May 12 21:04:43 cp2029 kernel: Disabling lock debugging due to kernel taint
May 12 21:04:43 cp2029 kernel: mce: [Hardware Error]: Machine check events logged
May 12 21:04:43 cp2029 kernel: mce: Uncorrected hardware memory error in user-access at 3a7d753880
May 12 21:04:43 cp2029 kernel: Memory failure: 0x3a7d753: Sending SIGBUS to puppet:2533255 due to hardware memory corruption
May 12 21:04:43 cp2029 kernel: Memory failure: 0x3a7d753: recovery action for dirty LRU page: Recovered

The host has been depooled and can safely be serviced. Thanks!

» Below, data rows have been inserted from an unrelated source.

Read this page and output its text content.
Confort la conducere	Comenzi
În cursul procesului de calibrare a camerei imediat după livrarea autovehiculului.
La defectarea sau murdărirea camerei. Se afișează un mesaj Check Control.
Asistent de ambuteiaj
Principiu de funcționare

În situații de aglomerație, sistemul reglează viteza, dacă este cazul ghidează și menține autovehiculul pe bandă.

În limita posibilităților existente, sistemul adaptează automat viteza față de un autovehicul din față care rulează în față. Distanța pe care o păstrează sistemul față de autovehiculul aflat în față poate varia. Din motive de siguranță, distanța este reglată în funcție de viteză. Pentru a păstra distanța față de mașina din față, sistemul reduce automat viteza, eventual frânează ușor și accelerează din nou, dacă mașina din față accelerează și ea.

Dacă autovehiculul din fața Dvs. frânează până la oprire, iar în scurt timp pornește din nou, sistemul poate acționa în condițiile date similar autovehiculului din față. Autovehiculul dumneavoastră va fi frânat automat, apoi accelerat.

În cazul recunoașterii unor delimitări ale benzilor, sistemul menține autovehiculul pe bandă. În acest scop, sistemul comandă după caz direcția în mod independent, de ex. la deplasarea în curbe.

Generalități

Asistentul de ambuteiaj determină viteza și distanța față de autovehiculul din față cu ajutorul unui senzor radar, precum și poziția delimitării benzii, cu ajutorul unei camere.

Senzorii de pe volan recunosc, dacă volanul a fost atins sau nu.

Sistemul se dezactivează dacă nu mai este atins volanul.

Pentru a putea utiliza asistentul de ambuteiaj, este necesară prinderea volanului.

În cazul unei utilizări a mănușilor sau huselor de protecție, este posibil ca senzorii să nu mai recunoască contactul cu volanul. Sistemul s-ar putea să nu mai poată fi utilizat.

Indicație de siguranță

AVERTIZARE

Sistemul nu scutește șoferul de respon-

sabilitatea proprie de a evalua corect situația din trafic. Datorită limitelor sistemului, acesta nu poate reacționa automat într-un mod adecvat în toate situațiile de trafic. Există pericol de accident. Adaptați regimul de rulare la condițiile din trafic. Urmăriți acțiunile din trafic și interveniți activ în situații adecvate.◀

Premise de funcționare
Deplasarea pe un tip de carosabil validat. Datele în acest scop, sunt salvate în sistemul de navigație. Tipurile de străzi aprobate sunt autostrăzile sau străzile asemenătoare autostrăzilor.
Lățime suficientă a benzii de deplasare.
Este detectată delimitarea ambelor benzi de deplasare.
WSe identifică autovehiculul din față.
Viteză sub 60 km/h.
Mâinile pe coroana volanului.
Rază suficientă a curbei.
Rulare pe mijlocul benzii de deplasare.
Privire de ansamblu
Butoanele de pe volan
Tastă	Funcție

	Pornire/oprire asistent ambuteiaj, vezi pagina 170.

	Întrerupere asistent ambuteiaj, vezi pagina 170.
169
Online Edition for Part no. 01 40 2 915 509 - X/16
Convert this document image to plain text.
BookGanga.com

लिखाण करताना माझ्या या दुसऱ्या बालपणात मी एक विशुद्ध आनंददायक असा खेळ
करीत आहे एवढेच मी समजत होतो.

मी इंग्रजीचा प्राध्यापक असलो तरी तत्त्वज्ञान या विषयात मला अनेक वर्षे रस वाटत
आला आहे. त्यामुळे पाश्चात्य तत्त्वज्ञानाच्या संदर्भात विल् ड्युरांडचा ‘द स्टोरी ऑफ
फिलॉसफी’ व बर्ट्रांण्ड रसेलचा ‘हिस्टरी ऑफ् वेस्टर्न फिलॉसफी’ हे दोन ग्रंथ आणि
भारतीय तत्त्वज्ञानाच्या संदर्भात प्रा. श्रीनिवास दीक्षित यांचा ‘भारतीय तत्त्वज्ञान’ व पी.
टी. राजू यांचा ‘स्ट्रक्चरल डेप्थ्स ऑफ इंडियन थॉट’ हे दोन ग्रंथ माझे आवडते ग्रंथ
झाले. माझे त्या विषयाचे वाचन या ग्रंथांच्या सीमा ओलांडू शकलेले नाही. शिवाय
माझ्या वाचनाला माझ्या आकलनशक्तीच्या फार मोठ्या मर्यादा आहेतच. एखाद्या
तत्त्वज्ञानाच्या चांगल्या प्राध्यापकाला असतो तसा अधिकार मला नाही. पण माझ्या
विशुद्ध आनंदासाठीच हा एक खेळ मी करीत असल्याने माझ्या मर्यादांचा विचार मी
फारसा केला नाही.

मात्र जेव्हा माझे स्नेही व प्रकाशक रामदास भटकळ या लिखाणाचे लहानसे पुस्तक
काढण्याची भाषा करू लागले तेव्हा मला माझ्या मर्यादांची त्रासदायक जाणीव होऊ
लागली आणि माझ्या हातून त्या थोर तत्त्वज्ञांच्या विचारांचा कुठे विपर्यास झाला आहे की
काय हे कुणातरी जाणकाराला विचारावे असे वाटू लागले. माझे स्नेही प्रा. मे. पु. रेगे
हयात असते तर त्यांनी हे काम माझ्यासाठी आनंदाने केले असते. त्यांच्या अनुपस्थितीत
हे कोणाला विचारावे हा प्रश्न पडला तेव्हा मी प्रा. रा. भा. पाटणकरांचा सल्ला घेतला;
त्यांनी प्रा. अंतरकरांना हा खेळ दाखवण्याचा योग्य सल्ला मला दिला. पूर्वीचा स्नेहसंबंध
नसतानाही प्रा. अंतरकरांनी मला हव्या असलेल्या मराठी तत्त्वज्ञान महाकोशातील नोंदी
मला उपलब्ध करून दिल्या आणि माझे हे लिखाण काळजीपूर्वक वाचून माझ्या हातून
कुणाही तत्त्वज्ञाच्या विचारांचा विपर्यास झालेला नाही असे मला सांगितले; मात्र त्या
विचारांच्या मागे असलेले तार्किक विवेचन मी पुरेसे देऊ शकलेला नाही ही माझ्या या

  • - Provide FQDN of system.
  • - If other than a hard drive issue, please depool the machine (and confirm that it’s been depooled) for us to work on it. If not, please provide time frame for us to take the machine down.
  • - Put system into a failed state in Netbox.
  • - Provide urgency of request, along with justification (redundancy, dependencies, etc)
  • - Describe issue and/or attach hardware failure log. (Refer to https://wikitech.wikimedia.org/wiki/Dc-operations/Hardware_Troubleshooting_Runbook if you need help)
  • - Assign correct project tag and appropriate owner (based on above). Also, please ensure the service owners of the host(s) are added as subscribers to provide any additional input.

Event Timeline

Mentioned in SAL (#wikimedia-operations) [2025-05-12T21:40:50Z] <brett@cumin2002> DONE (PASS) - Cookbook sre.hosts.downtime (exit_code=0) for 2:00:00 on cp2029.codfw.wmnet with reason: Potential failed memory - T393968

Mentioned in SAL (#wikimedia-operations) [2025-05-12T21:41:07Z] <brett@cumin2002> DONE (PASS) - Cookbook sre.hosts.downtime (exit_code=0) for 7 days, 0:00:00 on cp2029.codfw.wmnet with reason: Potential failed memory - T393968

Jhancock.wm subscribed.

idrac said DIMM_B3 was at fault. i swapped it with DIMM_A3.
if reseating it did not fix the issue, we should be able to diagnose the cause by seeing how it errors again. I'll check back on this tomorrow to see if the error repeated and how it behaves. (we might need to repool the server to get it to error again)

@BCornwall the alert has cleared in the idrac and I dont't see anything new in the history since yesterday. We might be good. You can repool the server. If it errors again, make a new ticket and we'll get the part replaced depending on what it does.